Пользуясь своей хорошей памятью, я время от времени вставлял в ту чудовищную ахинею, которую мы все несли, - подлинные, хотя и слегка ритмически измененные шекспировские слова, и тогда Константин Сергеевич радостно улыбался, хлопал в ладоши и с глубоким удовлетворением говорил:

- Вот, видите - Саня правильно действовал и он нашел почти правильные слова.

...Много лет спустя, когда я, наконец, прочту удивительный "Театральный роман" Булгакова, я узнаю и этот особняк в Леонтьевском переулке, и фойе-прихожую с вечно раскаленной печкой, и маленький домашний театральный зал, и кабинет Константина Сергеевича, где проходили наши репетиции.

Но если в годы действия "Театрального романа" еще возможно было такое чудо, как приезд Ивана Васильевича (то-бишь Константина Сергеевича) на репетицию в театр, то в годы последней Студии Станиславский никуда и никогда из дома не выходил.
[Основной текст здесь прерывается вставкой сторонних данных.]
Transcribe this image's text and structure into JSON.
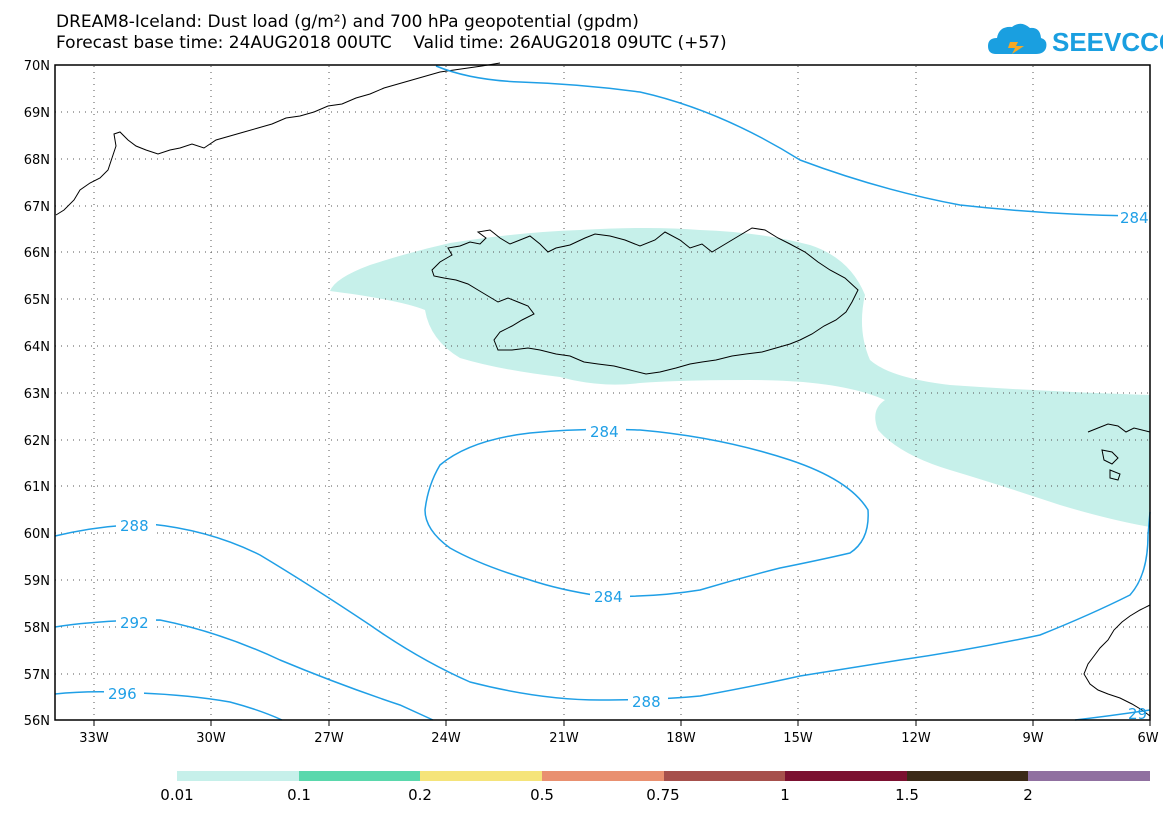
{
  "title_line1": "DREAM8-Iceland: Dust load (g/m²) and 700 hPa geopotential (gpdm)",
  "title_line2": "Forecast base time: 24AUG2018 00UTC    Valid time: 26AUG2018 09UTC (+57)",
  "logo_text": "SEEVCCC",
  "lat_labels": [
    "70N",
    "69N",
    "68N",
    "67N",
    "66N",
    "65N",
    "64N",
    "63N",
    "62N",
    "61N",
    "60N",
    "59N",
    "58N",
    "57N",
    "56N"
  ],
  "lon_labels": [
    "33W",
    "30W",
    "27W",
    "24W",
    "21W",
    "18W",
    "15W",
    "12W",
    "9W",
    "6W"
  ],
  "contour_labels": {
    "c284_north": "284",
    "c284_low_top": "284",
    "c284_low_bottom": "284",
    "c288_left": "288",
    "c288_bottom": "288",
    "c292": "292",
    "c296": "296",
    "c29_right": "29"
  },
  "colorbar": {
    "colors": [
      "#c6f0ea",
      "#5ad8ac",
      "#f5e47a",
      "#e99070",
      "#a6504c",
      "#7b1030",
      "#3b2a18",
      "#9070a0"
    ],
    "labels": [
      "0.01",
      "0.1",
      "0.2",
      "0.5",
      "0.75",
      "1",
      "1.5",
      "2"
    ]
  },
  "colors": {
    "contour": "#1f9fe6",
    "dust_shade": "#c6f0ea",
    "land_outline": "#000000"
  }
}
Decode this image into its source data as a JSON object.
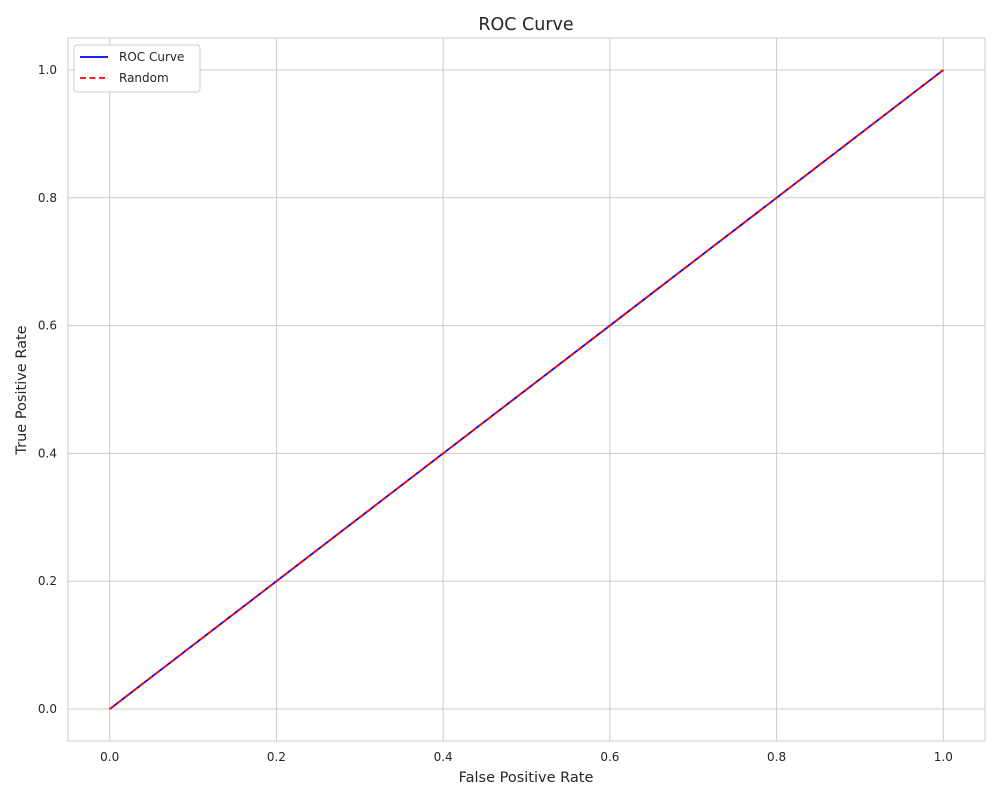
{
  "chart_data": {
    "type": "line",
    "title": "ROC Curve",
    "xlabel": "False Positive Rate",
    "ylabel": "True Positive Rate",
    "xlim": [
      -0.05,
      1.05
    ],
    "ylim": [
      -0.05,
      1.05
    ],
    "xticks": [
      0.0,
      0.2,
      0.4,
      0.6,
      0.8,
      1.0
    ],
    "yticks": [
      0.0,
      0.2,
      0.4,
      0.6,
      0.8,
      1.0
    ],
    "xtick_labels": [
      "0.0",
      "0.2",
      "0.4",
      "0.6",
      "0.8",
      "1.0"
    ],
    "ytick_labels": [
      "0.0",
      "0.2",
      "0.4",
      "0.6",
      "0.8",
      "1.0"
    ],
    "grid": true,
    "legend_position": "top-left",
    "series": [
      {
        "name": "ROC Curve",
        "color": "#0000ff",
        "style": "solid",
        "x": [
          0.0,
          1.0
        ],
        "y": [
          0.0,
          1.0
        ]
      },
      {
        "name": "Random",
        "color": "#ff0000",
        "style": "dashed",
        "x": [
          0.0,
          1.0
        ],
        "y": [
          0.0,
          1.0
        ]
      }
    ]
  }
}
Запершись в своем особняке, отгородившись от всего света, он жил в иллюзорном, совершенно нереальном мире, где единственной святыней, началом всех начал и смыслом всех смыслов было некое "Театральное Искусство" с большой буквы, которому он истово продолжал служить до глубокой старости, тогда как "там"...

Презрительная усмешка и великолепный жест большой выхоленной руки давали нам понять, что под словом "там" подразумевается нынешний Художественный театр, которым заправляет единолично Владимир Иванович Немирович-Данченко и где ставятся какие-то немыслимые современные пьесы, названия которых и запомнить-то невозможно.
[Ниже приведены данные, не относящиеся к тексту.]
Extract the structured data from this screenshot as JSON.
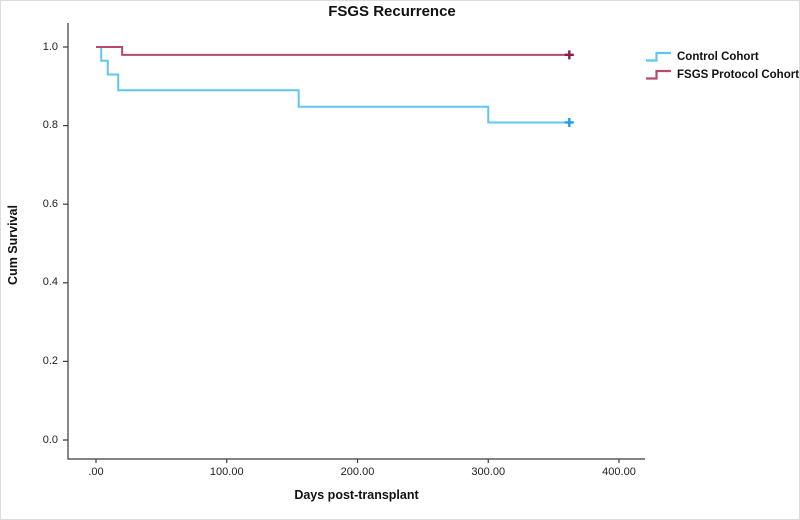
{
  "chart_data": {
    "type": "line",
    "subtype": "kaplan-meier-step",
    "title": "FSGS Recurrence",
    "xlabel": "Days post-transplant",
    "ylabel": "Cum Survival",
    "grid": false,
    "legend_position": "right",
    "xlim": [
      -21,
      420
    ],
    "ylim": [
      -0.05,
      1.06
    ],
    "xtick_labels": [
      ".00",
      "100.00",
      "200.00",
      "300.00",
      "400.00"
    ],
    "xtick_values": [
      0,
      100,
      200,
      300,
      400
    ],
    "ytick_labels": [
      "1.0",
      "0.8",
      "0.6",
      "0.4",
      "0.2",
      "0.0"
    ],
    "ytick_values": [
      1.0,
      0.8,
      0.6,
      0.4,
      0.2,
      0.0
    ],
    "axis_color": "#3a3a3a",
    "series": [
      {
        "name": "Control Cohort",
        "color": "#5fc7ef",
        "censor_color": "#1e9be9",
        "points": [
          [
            0,
            1.0
          ],
          [
            4,
            0.965
          ],
          [
            9,
            0.93
          ],
          [
            17,
            0.89
          ],
          [
            155,
            0.848
          ],
          [
            300,
            0.808
          ]
        ],
        "end_day": 362,
        "censored_at_end": true
      },
      {
        "name": "FSGS Protocol Cohort",
        "color": "#b44a6e",
        "censor_color": "#8e1d44",
        "points": [
          [
            0,
            1.0
          ],
          [
            20,
            0.98
          ]
        ],
        "end_day": 362,
        "censored_at_end": true
      }
    ]
  }
}
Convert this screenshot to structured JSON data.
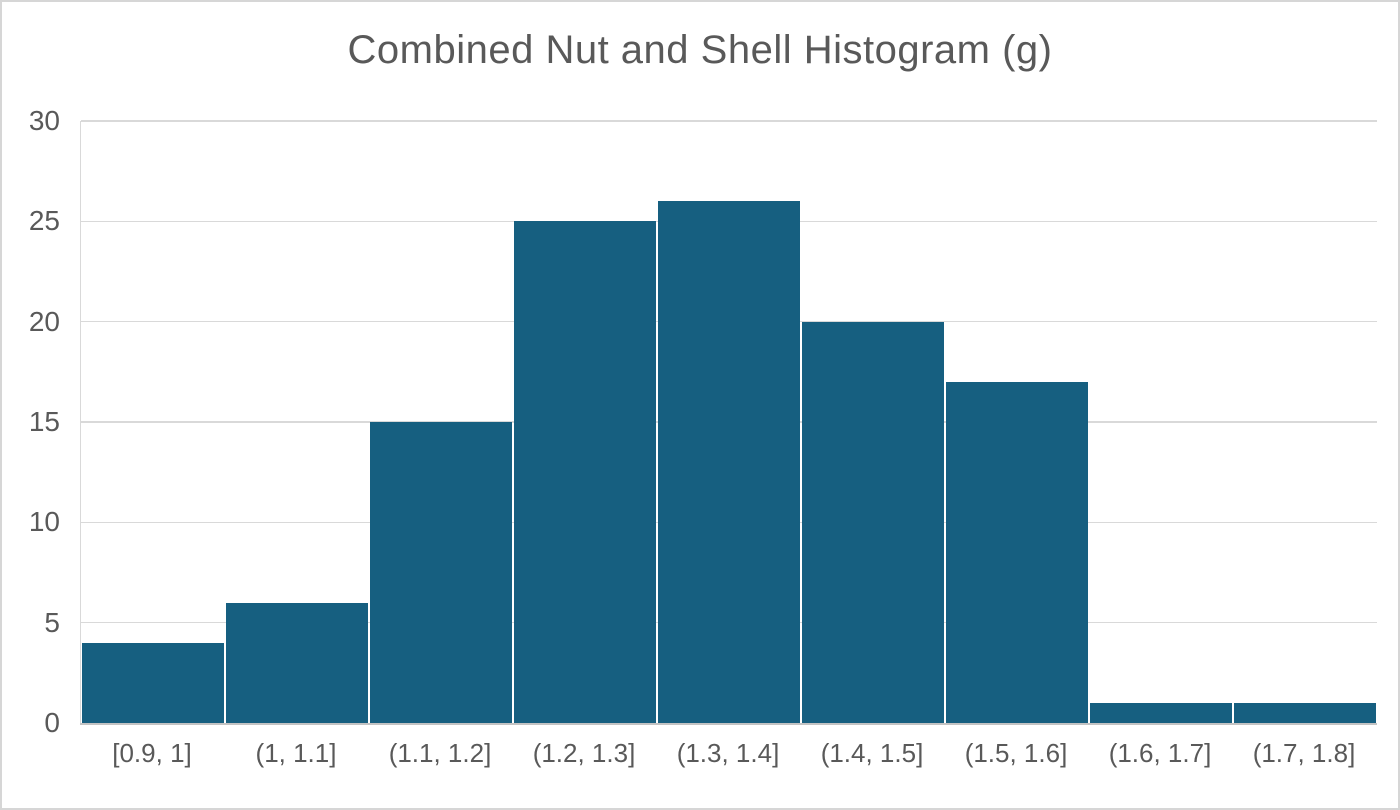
{
  "chart_data": {
    "type": "bar",
    "subtype": "histogram",
    "title": "Combined Nut and Shell Histogram (g)",
    "categories": [
      "[0.9, 1]",
      "(1, 1.1]",
      "(1.1, 1.2]",
      "(1.2, 1.3]",
      "(1.3, 1.4]",
      "(1.4, 1.5]",
      "(1.5, 1.6]",
      "(1.6, 1.7]",
      "(1.7, 1.8]"
    ],
    "values": [
      4,
      6,
      15,
      25,
      26,
      20,
      17,
      1,
      1
    ],
    "xlabel": "",
    "ylabel": "",
    "ylim": [
      0,
      30
    ],
    "yticks": [
      0,
      5,
      10,
      15,
      20,
      25,
      30
    ],
    "grid": true,
    "legend": "none",
    "colors": {
      "bar_fill": "#165f80",
      "text": "#595959",
      "gridline": "#d9d9d9",
      "axis_line": "#c3c3c3",
      "frame_border": "#d6d6d6",
      "background": "#ffffff"
    }
  }
}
У нас в Студии подобные глупости не допускались. Если художественное чтение - то "Семейное счастье" Толстого или, на худой конец, - "Герой нашего времени" или "Стихотворения в прозе" Тургенева.

Если пьесы, то - "Три сестры", "Плоды просвещения", "Гамлет" и "Ромео и Джульетта".
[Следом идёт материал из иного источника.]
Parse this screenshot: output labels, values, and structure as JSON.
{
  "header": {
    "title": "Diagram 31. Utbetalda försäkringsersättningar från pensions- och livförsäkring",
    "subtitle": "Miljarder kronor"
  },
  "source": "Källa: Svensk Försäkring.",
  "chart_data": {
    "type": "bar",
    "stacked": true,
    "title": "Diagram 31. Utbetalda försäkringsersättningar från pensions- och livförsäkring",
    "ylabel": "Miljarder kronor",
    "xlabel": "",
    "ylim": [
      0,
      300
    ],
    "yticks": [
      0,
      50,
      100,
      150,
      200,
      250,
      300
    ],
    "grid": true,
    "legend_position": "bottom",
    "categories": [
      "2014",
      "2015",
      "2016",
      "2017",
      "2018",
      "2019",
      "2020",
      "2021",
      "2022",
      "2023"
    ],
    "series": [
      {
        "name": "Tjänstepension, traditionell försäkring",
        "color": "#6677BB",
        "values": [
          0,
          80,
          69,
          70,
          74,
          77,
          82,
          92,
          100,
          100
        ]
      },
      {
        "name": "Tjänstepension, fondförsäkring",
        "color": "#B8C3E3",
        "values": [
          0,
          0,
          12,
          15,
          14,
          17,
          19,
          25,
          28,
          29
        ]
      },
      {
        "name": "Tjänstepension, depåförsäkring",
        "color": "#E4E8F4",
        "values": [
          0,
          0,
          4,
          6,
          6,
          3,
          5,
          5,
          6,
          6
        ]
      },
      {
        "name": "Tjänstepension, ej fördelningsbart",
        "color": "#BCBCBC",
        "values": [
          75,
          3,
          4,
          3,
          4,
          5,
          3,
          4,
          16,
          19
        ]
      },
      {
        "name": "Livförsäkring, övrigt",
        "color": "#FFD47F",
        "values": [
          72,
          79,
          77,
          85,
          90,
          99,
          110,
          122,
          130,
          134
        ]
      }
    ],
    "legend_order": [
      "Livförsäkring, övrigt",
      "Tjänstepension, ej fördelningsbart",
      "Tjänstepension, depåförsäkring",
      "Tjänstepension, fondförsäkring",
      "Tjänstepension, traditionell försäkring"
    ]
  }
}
И покоренные великим талантом нашего великого учителя, завороженные его неслыханным обаянием, величием его имени и человеческой мужской красотой, мы тоже жили в придуманном, нереальном, иллюзорном мире. Нет, конечно же, у нас бывали комсомольские собрания, мы читали газеты - Константин Сергеевич газет не читал, - мы слушали радио и смотрели кино. Но все это делалось как-то мельком, мимоходом, все это было не главным. Сокрушительные события этих страшных лет не имели, казалось, к нам, студийцам, ни малейшего отношения.

Многие из нас - многие, если не большинство - жестоко поплатятся за эти, словно лишенные зрения и слуха, годы юности. Поплатятся разочарованием и утратой таланта, неверием в собственные силы, горестным ощущением непоименованных потерь и почти звериной ненавистью ко всем и вся за то, что собственная судьба так и не состоялась!

Я не кощунствую!

Я пишу о себе и пытаюсь разобраться в том, почему так странно и нелепо сложилась моя жизнь, почему так поздно пришло ко мне - не прозрение, нет, прозрение - это слишком высокое и ответственное слово, - а просто хотя бы понимание элементарнейших истин, и почему понимание это далось мне с таким трудом и такой великой ценой, в то время как мои более молодые друзья обрели и мужество, и зрелость - естественно, как дыхание.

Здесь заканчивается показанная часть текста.